Al despertar, se sentía mucho mejor. Ya no le dolía ni el cuerpo ni el alma. Se levantó y miró alrededor. Unos niños gritaban y jugaban, otros corrían y se divertían a su lado. La invitaron a sumarse y la pequeña se puso muy contenta. Otro niño se acercó a ella y le tendió su manita, y ella la tomó. Corrieron juntos, se reían y disfrutaban tanto que la pequeña comenzó a llorar de tanta alegría.

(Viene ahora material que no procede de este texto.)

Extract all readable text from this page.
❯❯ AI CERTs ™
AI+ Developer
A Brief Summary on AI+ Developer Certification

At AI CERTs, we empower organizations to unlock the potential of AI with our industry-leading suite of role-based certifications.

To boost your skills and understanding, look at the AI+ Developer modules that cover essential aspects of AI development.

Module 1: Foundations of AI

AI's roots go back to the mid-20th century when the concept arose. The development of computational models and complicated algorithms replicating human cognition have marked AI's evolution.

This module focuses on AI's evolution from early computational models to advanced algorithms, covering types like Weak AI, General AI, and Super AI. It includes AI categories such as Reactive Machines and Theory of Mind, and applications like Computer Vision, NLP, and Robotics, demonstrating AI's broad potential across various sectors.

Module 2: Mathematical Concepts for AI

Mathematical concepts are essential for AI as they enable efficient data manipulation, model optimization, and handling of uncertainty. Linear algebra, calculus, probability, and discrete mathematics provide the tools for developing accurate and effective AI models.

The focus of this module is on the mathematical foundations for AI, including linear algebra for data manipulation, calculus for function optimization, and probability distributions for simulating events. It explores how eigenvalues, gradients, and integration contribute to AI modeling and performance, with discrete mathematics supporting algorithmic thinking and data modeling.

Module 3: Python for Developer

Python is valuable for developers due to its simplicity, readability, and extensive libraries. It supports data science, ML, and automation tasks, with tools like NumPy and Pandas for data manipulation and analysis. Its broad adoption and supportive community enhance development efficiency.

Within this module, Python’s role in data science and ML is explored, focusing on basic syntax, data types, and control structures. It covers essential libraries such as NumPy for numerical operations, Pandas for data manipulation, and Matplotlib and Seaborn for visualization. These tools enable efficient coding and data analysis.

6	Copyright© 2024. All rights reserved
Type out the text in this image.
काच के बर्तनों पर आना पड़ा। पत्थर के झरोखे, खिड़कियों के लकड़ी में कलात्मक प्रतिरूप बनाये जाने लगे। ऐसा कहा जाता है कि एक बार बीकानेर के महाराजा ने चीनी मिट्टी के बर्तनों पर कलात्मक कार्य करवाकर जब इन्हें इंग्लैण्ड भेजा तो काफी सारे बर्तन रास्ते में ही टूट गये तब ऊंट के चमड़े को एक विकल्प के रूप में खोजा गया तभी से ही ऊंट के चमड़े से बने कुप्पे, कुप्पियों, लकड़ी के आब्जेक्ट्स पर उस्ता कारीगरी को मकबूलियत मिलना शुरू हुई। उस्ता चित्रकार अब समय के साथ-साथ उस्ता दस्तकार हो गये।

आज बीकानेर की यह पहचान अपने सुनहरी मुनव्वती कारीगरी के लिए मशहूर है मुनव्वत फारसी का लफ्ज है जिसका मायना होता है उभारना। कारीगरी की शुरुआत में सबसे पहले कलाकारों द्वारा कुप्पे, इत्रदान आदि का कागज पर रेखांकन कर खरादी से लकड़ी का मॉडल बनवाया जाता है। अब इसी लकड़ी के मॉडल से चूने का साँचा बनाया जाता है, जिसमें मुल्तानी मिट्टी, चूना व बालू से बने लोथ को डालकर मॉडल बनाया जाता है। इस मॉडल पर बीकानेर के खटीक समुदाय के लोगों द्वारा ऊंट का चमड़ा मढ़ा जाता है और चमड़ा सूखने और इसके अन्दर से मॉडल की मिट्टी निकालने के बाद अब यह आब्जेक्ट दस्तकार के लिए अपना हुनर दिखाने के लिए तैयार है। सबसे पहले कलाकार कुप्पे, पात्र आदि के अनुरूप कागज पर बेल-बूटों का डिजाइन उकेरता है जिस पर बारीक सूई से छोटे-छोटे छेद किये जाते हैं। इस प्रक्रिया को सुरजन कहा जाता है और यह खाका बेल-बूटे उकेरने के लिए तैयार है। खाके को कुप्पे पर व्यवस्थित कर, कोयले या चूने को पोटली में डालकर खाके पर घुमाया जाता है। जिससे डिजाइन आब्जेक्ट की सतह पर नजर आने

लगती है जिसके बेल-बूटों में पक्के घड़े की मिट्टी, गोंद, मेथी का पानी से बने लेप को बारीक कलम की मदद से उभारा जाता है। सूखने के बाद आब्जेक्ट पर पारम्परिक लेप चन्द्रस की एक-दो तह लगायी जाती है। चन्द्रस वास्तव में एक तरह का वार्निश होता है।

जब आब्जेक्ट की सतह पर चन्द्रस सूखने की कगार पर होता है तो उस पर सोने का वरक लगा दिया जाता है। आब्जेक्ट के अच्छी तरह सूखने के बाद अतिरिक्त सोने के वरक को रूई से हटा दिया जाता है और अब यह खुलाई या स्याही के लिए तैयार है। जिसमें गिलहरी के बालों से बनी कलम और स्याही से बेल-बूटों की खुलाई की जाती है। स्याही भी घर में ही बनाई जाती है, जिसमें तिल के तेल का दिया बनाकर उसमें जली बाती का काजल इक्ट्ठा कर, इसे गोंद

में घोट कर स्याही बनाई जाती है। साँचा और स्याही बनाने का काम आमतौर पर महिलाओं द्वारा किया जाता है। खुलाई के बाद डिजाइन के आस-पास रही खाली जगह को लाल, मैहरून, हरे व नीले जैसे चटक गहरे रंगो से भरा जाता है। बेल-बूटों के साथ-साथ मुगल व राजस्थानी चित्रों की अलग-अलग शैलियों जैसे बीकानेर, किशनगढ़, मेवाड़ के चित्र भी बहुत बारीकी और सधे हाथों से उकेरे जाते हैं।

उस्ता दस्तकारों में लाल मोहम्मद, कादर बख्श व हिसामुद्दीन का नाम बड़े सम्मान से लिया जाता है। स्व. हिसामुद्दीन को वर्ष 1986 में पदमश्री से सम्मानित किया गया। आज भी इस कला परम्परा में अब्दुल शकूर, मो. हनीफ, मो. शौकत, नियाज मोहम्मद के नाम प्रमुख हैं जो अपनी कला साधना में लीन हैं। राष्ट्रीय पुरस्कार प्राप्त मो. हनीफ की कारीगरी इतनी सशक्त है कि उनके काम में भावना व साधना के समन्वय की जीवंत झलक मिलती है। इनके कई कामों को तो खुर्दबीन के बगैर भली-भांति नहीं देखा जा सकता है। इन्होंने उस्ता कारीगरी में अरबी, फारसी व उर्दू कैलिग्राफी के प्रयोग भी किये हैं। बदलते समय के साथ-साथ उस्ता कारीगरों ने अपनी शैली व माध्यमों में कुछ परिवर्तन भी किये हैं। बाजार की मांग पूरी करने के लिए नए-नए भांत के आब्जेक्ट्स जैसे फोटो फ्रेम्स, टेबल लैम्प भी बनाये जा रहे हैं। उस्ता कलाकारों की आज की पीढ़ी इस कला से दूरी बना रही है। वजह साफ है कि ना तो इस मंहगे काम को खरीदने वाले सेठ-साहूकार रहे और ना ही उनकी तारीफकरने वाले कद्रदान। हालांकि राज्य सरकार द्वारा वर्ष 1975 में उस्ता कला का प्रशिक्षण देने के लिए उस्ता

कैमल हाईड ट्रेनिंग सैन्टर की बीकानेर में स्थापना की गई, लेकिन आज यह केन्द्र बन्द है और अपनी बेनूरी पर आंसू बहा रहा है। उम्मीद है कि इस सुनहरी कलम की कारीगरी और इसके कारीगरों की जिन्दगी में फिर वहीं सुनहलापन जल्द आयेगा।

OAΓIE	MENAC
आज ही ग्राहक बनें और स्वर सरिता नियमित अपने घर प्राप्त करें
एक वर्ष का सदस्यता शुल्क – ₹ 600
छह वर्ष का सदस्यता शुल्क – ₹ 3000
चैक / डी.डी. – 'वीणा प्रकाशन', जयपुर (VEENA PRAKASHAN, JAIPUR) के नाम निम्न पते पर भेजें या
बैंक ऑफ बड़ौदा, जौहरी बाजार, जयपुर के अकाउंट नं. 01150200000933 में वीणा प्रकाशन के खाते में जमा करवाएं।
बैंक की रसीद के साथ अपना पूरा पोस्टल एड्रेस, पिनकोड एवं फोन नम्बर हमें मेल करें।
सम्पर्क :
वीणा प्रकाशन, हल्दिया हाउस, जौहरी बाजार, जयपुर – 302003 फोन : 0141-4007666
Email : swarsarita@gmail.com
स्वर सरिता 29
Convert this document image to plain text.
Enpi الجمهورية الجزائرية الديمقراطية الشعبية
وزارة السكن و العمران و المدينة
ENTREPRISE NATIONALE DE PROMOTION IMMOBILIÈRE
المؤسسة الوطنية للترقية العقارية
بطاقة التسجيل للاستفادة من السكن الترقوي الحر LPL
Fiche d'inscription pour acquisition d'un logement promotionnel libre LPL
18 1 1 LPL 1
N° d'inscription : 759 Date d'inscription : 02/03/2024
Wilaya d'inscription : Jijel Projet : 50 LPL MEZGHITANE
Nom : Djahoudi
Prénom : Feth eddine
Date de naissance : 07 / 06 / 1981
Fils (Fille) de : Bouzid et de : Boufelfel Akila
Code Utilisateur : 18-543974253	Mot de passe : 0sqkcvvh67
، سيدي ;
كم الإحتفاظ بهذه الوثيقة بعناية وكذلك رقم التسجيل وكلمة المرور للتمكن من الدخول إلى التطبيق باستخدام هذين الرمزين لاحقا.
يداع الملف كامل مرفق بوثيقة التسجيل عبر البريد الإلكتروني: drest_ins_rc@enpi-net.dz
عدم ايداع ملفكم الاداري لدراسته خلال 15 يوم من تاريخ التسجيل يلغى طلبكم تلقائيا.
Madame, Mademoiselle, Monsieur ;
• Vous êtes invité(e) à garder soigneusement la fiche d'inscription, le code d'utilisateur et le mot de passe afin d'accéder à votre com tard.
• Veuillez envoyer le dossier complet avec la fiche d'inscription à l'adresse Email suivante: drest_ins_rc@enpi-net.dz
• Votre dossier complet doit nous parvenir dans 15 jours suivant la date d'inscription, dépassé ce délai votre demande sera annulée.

A lo lejos vio a un grupo de gente rodeando a un niño pequeño, pero de mirada sabia e inocente. Se acercó para observarlos más en detalle y fue ahí que vio cómo su padre, sano y fuerte, corría a su encuentro. Se abrazaron, se besaron y lloraron. Ambos se secaron las lágrimas mutuamente. Entonces se dio cuenta que todos los niños con los que había jugado estaban con sus papás y sus mamás. ¡»Qué bien se está aquí», decían! Ninguno estaba afligido. El niño Jesús se acercó a ellos y les prometió que junto a él jamás iban a volver a sufrir. También les aseguró que su justicia era infinita…y eterna.

Mientras tanto, en la tierra, unos uniformados encontraban el cuerpecito de una niñita, que había sido brutalmente ultrajada y asesina, tirada entre bolsas de basura dentro de un sumidero. Otros fueron advertidos de que un hombre mayor, extranjero y discapacitado, fue encontrado hacía unas horas en un ranchito de una villa miseria. Había muerto antes que su hija.

Y como si fuera parte de un plan divino, y en cumplimiento de una promesa, la policía encontró que la niña aferraba fieramente en su manita una credencial, arrebatada a hurtadillas, que develaba la identidad de un monstruo, al que se le acababa el tiempo.